The reason for this massive discrepancy is simple. It's the price being demanded by the hotels. Mallorca isn't alone in Spain in setting higher hotel prices but generally speaking it is the pace-setter. Preferente adds that it is difficult to recall a precedent for the current contract negotiation situation. The tour operators believe that prices are exorbitant.
This doesn't mean they won't end up signing contracts. Mallorca has in its favour its capacity. Holiday demand is such that Mallorca will get its way, though it would be a surprise - given the current status - if the contracts matched those of this year. In order for that to happen, there will need to be some give on behalf of the hoteliers. But then one should bear in mind that tour operators were complaining about the prices this year.
Despite the prices as they are this year, figures for July show that hotel occupancy - in terms of overnight stays - was higher in Palma-Calvia than anywhere else in the country. (Palma and Calvia, for the purposes of this statistical exercise, are treated as one zone.) The rate was 92.1%. The number of stays was up by one per cent and prices rose by 6.9%.
So, things for the moment seem hunky-dory. It is 2018 that we have to consider. The revival of competitor destinations will be welcomed by the tour operators, and one only has to look at hotel performance figures to see why. In July (and these are numbers for Spain as a whole), the average daily rate (ADR) was 129 euros. The RevPar (revenue per available room) was 104 euros. In Turkey the ADR was 80 euros. The RevPar was 56 euros.
For tour operators, these types of difference are hugely attractive. And when one seeks to compare Mallorca (and Spain) with the non-EU destinations of Turkey, Egypt, Tunisia and anywhere else, there is an additional and potentially important factor to take into account for next year. The EU's latest directive on package holidays will kick in. Because of increased tour operator liability to compensate for (legitimate) failures, the prices of packages will rise.
In one respect, the tour operators are to blame for the hikes in Mallorca's hotel prices. Because of disruptions elsewhere, they were buying up every available bed in Mallorca in order to meet holiday demand. Inevitably, the rule of supply and demand kicked in. Big time. Moreover, Mallorca's hotels were wanting returns on their modernisation investments. The tour operators had been demanding modernisation.

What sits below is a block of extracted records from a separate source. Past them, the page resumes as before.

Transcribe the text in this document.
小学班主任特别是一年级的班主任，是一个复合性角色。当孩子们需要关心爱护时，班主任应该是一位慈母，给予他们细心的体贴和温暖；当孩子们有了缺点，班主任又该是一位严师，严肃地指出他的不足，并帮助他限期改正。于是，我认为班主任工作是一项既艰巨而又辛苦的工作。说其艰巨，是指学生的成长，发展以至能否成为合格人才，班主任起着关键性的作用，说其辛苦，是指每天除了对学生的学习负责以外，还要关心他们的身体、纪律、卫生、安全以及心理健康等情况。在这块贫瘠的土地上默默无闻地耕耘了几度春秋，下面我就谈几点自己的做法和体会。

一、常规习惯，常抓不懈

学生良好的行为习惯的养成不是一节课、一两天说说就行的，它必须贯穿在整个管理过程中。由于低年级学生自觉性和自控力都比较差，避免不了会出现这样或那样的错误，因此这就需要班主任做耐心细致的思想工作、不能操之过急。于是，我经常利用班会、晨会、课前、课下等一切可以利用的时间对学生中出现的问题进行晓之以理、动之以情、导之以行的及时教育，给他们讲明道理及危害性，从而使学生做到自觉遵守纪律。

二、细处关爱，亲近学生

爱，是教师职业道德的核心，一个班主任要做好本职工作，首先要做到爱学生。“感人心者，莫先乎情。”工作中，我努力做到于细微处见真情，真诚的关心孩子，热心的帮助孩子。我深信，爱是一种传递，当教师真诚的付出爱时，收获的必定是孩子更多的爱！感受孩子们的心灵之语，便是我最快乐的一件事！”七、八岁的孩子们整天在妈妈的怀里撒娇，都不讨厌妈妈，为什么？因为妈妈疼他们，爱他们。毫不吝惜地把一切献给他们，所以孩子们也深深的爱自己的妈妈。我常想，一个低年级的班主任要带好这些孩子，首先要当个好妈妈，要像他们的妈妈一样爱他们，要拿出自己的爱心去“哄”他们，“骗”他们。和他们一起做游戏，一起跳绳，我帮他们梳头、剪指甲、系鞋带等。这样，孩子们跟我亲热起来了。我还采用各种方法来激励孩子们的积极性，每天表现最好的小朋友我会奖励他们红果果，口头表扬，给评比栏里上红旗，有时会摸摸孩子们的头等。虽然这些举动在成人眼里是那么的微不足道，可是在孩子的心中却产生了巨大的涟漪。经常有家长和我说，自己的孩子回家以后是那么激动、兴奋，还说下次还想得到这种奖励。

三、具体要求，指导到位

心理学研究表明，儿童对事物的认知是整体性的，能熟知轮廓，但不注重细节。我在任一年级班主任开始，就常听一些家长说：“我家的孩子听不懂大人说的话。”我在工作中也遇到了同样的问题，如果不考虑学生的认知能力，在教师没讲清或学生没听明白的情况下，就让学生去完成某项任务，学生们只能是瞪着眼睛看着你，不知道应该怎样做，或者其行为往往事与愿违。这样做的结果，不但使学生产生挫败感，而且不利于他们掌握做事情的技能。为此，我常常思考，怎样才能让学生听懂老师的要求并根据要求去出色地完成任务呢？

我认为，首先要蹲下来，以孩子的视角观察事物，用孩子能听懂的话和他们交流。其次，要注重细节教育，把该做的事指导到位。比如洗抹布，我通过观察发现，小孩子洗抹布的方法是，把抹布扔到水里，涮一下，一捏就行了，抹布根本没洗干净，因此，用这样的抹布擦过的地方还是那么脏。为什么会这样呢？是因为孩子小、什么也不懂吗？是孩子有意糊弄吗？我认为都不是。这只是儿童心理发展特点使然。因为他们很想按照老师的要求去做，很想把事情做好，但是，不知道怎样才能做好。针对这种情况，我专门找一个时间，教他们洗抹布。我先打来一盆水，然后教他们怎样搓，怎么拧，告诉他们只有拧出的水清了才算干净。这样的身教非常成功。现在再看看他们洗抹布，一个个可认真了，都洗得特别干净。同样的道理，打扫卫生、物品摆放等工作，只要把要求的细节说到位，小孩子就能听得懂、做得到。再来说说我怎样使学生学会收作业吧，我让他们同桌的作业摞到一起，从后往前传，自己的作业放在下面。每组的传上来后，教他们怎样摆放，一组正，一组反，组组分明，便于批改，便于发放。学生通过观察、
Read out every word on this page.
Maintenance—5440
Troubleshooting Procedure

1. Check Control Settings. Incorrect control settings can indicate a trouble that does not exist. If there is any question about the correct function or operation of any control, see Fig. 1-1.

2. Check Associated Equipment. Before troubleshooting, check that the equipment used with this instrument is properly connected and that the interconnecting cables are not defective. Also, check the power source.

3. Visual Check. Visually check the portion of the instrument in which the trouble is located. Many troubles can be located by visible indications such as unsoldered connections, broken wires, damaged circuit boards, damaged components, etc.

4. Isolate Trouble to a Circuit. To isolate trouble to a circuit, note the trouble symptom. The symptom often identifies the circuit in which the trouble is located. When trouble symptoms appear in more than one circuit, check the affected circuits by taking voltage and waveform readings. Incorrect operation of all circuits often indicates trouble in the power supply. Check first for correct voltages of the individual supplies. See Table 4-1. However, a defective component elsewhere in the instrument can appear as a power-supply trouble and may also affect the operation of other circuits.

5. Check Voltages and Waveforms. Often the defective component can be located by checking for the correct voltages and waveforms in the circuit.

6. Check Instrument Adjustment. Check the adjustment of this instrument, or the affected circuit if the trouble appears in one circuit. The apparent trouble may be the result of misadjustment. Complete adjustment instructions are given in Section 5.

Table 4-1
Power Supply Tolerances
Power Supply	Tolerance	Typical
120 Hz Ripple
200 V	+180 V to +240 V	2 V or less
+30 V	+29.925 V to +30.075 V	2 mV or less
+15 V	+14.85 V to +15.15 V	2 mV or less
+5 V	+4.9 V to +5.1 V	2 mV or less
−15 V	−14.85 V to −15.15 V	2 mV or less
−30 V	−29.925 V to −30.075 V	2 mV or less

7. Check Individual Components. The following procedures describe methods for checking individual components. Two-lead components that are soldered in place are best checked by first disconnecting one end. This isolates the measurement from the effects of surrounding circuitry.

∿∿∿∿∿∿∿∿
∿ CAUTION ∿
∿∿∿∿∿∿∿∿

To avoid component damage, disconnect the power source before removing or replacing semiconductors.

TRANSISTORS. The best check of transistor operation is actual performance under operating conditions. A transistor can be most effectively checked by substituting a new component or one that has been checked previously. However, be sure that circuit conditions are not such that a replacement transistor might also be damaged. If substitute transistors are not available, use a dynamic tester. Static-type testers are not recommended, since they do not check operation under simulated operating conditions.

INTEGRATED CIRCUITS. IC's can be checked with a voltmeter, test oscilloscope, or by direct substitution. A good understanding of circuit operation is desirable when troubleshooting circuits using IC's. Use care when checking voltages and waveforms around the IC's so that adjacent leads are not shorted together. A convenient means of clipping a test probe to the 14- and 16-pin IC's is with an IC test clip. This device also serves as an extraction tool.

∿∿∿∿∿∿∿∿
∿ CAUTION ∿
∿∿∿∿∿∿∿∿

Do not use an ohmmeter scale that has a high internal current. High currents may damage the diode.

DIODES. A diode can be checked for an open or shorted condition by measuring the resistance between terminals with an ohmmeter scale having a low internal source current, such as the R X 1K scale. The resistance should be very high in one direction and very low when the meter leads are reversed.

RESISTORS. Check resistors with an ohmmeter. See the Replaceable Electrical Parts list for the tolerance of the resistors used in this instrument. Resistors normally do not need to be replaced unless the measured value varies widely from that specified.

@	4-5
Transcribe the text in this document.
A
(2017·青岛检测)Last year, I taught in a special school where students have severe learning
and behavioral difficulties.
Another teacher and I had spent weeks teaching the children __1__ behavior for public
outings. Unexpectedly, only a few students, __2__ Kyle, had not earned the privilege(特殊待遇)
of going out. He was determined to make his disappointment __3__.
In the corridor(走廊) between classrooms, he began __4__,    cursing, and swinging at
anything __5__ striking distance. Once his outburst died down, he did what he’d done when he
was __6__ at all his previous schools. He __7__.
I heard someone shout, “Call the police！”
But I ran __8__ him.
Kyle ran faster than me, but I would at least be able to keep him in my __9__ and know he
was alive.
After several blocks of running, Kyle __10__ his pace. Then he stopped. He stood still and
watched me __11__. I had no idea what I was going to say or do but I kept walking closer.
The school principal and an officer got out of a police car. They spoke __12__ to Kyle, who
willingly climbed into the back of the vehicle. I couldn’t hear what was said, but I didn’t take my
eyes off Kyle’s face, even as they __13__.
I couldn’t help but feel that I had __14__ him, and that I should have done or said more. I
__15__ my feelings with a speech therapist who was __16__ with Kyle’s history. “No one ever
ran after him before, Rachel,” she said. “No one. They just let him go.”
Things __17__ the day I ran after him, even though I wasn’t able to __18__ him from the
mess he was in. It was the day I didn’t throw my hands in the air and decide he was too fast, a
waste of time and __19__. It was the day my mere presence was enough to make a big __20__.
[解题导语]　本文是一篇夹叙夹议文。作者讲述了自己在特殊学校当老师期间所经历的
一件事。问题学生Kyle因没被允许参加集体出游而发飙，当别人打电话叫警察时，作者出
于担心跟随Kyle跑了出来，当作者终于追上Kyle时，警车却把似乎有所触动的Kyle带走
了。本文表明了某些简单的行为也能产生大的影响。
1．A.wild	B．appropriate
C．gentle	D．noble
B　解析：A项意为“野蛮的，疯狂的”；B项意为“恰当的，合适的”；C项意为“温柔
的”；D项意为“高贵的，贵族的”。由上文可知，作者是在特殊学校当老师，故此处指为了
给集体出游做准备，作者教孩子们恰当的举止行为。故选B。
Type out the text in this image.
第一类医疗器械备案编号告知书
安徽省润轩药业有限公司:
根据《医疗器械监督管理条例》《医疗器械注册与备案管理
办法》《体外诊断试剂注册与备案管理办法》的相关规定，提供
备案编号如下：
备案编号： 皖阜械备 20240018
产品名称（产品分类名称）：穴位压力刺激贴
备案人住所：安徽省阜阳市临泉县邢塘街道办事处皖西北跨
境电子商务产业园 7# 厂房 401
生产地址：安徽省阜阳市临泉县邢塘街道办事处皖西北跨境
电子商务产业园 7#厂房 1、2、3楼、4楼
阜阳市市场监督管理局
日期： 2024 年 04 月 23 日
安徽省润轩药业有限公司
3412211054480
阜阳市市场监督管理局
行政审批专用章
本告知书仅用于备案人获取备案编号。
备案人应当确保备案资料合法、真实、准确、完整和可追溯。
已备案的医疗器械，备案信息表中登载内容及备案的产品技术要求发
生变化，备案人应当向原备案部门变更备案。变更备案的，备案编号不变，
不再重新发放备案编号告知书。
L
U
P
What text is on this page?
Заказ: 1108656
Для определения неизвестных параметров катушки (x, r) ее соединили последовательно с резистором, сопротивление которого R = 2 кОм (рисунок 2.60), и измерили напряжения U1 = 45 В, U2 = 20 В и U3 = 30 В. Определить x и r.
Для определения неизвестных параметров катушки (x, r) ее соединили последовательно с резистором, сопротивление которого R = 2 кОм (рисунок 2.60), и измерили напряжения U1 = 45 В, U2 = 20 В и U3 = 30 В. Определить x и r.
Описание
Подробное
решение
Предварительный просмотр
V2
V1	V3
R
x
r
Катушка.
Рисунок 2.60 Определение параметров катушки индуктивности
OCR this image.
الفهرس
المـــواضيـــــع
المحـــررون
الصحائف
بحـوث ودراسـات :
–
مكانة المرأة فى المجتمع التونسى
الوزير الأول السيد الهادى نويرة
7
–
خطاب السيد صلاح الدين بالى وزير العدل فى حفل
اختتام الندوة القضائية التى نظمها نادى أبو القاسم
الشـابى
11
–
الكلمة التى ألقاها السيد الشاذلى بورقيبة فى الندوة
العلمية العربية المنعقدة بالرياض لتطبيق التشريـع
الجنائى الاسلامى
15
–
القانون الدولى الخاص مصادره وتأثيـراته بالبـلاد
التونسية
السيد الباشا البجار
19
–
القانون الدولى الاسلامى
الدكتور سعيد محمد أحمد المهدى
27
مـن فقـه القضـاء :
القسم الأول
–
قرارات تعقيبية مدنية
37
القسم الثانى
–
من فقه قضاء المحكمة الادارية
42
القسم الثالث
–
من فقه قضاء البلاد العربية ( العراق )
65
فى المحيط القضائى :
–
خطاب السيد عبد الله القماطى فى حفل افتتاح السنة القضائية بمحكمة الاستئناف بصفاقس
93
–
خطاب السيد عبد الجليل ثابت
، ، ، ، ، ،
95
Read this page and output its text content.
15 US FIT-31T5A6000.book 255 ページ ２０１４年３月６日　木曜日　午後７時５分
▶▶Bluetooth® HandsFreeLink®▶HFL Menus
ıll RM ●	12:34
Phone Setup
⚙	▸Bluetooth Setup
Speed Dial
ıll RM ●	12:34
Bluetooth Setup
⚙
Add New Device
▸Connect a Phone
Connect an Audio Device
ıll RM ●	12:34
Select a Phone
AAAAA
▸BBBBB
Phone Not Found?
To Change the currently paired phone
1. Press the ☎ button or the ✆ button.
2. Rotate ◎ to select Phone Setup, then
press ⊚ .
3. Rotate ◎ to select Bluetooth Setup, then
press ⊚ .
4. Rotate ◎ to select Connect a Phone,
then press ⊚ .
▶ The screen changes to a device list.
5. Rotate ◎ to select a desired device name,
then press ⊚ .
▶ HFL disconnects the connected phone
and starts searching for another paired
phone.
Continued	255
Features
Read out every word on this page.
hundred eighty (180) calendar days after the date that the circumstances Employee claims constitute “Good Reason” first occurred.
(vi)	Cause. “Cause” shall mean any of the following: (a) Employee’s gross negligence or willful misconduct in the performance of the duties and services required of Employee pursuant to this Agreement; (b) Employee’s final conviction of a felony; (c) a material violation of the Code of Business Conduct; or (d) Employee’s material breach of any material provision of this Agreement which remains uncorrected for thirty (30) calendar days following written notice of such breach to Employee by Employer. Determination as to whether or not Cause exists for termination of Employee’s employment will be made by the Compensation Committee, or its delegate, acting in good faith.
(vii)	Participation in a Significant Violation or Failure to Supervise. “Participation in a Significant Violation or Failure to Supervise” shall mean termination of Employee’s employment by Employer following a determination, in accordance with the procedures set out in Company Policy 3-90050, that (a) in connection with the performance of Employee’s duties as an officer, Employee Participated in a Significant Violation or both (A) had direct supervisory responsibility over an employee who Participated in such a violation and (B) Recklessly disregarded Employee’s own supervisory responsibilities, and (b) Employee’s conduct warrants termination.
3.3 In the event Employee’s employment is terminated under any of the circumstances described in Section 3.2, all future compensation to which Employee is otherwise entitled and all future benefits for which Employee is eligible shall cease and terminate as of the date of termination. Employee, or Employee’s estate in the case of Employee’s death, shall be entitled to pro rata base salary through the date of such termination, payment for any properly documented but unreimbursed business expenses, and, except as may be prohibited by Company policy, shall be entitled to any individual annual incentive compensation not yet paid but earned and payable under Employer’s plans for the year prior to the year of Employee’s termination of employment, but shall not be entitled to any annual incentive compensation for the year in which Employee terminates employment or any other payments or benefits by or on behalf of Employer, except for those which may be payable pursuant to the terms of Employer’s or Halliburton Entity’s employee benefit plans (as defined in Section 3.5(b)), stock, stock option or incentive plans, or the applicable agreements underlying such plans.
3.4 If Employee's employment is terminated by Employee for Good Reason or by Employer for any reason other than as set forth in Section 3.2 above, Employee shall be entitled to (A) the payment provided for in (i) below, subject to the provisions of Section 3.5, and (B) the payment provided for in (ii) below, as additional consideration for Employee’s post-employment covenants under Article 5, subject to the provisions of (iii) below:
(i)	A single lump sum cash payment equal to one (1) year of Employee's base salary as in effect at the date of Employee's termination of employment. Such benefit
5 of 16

Over the past few years, because of the insecurity elsewhere, the traditional model was disrupted. The tour operators have essentially always ruled the roost. They have forced prices in seeking to maximise their profits. The hoteliers saw an opportunity to amend that model, and it could work under conditions of instability in other lands. A correction in holiday supply is now under way. The hoteliers are therefore banking on their investments in quality to demand and maintain increased prices. They are also banking on demand for Mallorca and on the island's security. Barcelona, although I don't believe it will have much of an effect, will at least have shaken the hoteliers. And there is something else lurking in the background: the negotiations for hotel worker salaries. Mallorca's hoteliers are under great pressure to come to a settlement that is advantageous to their employees.
It is clear that the cost of package holidays for next year has gone up in general. In some instances it has risen significantly. Holidaymakers, savvy consumers that they are, can bypass the package holiday, which - much to the tour operators' delight - rebounded markedly during the years of economic crisis. Buying the separate components of a holiday usually means that the overall cost is lower. The online booking agencies such as Travel Republic are being scrutinised closely.
We'll see how the contract negotiations pan out. But for now, 15% versus 80% is a massive difference.